Shortly after the first charge, Campeau went public with her family’s plight. She phoned politicians of all stripes and got a return call from her provincial representative, Andrew Dowie, a conservative backbencher who told her homes the hospital co-ordinator asked the family to add to her mother’s list were slated for demolition because they did not meet accessibility standards. 

“I am downright angry,” Campeau said. “I said to him, ‘you wanted me to put my mother in there and when I refuse a place that you’re going to demolish, you’re charging me $26,000? It’s borderline insanity.”

What happens next is unclear. 

The hospital refused to answer questions about Bill 7, as did the Ontario Hospital Association. Health Minister Sylvia Jones has said billing is the hospital’s responsibility.

Stan Cho, speaking as long-term care minister before recently being appointed tourism minister, said he was happy with how the law was working. 

“When it comes to caring for our most vulnerable seniors, a hospital is no place for them to be at, period and that bed is needed for more acute needs,” Cho said.

“Overall, the system is working, but the bigger problem here is that we have a giant capacity issue from decades of not building.”

The province is in the middle of a massive redevelopment of the long-term care system with plans to build enough spots for 60,000 people.

Several experts say the only options left for the hospital seeking penalty payouts from patients would be to get a collection agency involved, sue Poupard, or let it slide.
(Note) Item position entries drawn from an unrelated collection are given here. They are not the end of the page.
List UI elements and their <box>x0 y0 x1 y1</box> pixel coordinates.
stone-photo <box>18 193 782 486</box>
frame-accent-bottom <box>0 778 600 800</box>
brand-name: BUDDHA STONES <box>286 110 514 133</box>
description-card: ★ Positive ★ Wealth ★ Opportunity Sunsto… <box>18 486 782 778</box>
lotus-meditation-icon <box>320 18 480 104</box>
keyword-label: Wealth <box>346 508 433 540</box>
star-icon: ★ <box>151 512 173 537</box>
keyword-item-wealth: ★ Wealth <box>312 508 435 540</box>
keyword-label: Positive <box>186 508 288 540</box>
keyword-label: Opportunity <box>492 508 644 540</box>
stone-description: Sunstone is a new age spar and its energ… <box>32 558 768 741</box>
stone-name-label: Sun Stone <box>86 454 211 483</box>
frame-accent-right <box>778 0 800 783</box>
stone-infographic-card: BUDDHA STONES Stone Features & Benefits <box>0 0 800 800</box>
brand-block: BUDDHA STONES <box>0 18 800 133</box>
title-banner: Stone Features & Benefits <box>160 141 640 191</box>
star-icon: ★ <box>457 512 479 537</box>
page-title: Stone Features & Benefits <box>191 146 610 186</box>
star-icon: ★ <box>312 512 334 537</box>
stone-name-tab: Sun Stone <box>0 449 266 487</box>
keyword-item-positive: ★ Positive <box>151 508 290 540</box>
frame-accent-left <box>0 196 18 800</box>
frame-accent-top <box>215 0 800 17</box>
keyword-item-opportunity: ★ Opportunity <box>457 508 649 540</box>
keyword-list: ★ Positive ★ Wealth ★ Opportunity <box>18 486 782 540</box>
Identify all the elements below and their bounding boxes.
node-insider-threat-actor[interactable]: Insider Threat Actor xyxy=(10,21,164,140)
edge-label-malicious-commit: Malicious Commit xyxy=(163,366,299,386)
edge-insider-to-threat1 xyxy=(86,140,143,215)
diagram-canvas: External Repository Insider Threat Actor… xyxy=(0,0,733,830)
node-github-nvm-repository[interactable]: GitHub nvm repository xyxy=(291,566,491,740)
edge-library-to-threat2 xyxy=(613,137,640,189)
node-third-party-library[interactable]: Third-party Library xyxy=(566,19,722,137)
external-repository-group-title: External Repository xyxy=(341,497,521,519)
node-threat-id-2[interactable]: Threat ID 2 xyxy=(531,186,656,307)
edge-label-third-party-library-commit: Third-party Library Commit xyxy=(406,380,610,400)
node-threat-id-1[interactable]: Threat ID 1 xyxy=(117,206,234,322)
If the hospital wanted its money, it would likely start by enrolling a collection agency to try to get it, said Jane Meadus, a lawyer with the Advocacy Centre for the Elderly, which is taking the province to court in a Charter challenge over the law.

“If that wasn’t successful then they could sue the senior,” Meadus said. 

Pensions are non-garnishable, Meadus said, which means they cannot be taken in a lawsuit. Campeau said her mother’s money comes from a pension.

Unpaid bills can mean a hit to a credit rating and the often-unpleasant experience of dealing with collection agents, said personal-injury lawyer Michael Smitiuch. 

“Collection agencies are horrible to deal with, they are persistent, and unrelenting and it’s very, very stressful,” Smitiuch said.

If the hospital took Poupard to court, it would take years to get in front a judge as the civil court system is plagued by backlogs, he said.

The legislation itself does not contemplate enforcement remedies like other laws do, Smitiuch explained. If a driver loses a civil case over a car crash injury or death and does not pay the award, the legislation allows for suspension of that driver’s licence. There is nothing similar in Bill 7, he said.

“It’s like they didn’t think through the whole thing,” Smitiuch said.